The Health Information Technology for Economic and Clinical Health (HITECH) Act directly affects today’s financial institutions and their services for the healthcare sector by modifying and amplifying existing data privacy and security rules for protected healthcare information under the Health Insurance Portability and Accountability Act (HIPAA). This white paper addresses those issues by assisting financial institutions in evaluating eligibility and building a compliance program. Financial institutions and other interested parties may download a copy of the full white paper here.

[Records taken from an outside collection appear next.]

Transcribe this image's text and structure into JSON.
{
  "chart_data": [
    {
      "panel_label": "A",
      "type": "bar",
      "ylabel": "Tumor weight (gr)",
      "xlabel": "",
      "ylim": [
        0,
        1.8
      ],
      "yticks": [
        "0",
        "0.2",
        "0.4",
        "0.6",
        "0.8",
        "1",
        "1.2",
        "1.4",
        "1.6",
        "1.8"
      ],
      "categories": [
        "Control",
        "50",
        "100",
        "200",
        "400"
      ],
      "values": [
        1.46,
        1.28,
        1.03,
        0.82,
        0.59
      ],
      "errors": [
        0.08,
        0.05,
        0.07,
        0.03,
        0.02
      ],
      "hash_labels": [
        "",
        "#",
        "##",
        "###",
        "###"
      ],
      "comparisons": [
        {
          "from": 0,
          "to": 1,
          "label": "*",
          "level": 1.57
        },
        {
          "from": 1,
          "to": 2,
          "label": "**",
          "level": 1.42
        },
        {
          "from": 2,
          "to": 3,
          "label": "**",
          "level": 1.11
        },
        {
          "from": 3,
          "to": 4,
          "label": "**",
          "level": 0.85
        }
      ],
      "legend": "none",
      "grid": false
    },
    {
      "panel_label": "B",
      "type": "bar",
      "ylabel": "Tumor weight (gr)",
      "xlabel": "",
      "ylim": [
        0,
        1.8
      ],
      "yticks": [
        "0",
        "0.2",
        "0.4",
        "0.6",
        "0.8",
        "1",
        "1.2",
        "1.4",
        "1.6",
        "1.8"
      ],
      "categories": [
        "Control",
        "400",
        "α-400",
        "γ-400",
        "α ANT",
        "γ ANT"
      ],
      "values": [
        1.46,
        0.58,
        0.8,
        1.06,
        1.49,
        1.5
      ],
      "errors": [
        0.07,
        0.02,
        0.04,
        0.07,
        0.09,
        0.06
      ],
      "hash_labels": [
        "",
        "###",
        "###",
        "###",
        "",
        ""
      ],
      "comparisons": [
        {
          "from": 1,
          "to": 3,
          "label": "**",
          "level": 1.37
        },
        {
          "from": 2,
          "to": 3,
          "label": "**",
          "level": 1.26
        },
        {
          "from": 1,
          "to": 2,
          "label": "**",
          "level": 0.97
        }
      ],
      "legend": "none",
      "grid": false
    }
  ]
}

Authors of the white paper included specialists in financial services, healthcare, regulatory compliance, and privacy and security from the four organizations and other key stakeholder participants. As an industry resource, the white paper covers the applicable regulations and their implications for financial institutions, in addition to the following guidelines:
HIPAA’s application and status
Internal reporting infrastructure
Third-party compliance tool sets
“Banks, revenue cycle management firms, and other financial service firms that process protected health information must adhere to the HITECH Act’s strict and sometimes complex standards for privacy, security and processing,” says Lee Barrett, executive director of EHNAC. “EHNAC is proud to collaborate with these respected and influential industry stakeholders to provide better compliance education for those processing payments and other financial transactions in healthcare.”
Jim Schuping, executive vice president/CEO of WEDI adds: “This white paper will serve as an excellent education tool providing guidance to the financial services industry and other interested parties seeking strategies for compliance with the current HIPAA and HITECH Act’s requirements. WEDI is very pleased to be a participant in this industry partnership.”
“The release of this cross-industry-sponsored guide is both timely and necessary since, facilitated by the Affordable Care Act, the industry is now focused on transforming the business of healthcare from paper to electronic processes,” said John Casillas, senior vice president, HIMSS Medical Banking Project. “Banks, financial institutions and healthcare financial systems consider privacy and security a priority, but the guide will help clarify the impact of HIPAA and HITECH legislation on operations as we collectively pursue efficient electronic business processes in healthcare.”
“Financial institutions across the country have been and continue to play a significant role in providing services that help to streamline payment processes for their business customers in healthcare,” said Janet O. Estep, NACHA president and CEO. “NACHA welcomed the opportunity to participate in this dialogue and support the creation of a resource that will serve as a strong reference for those processing healthcare payments.”
The white paper builds on an earlier paper entitled “Financial Services Current State in Healthcare,” which addresses the current state of health data protection needs within the financial services industry.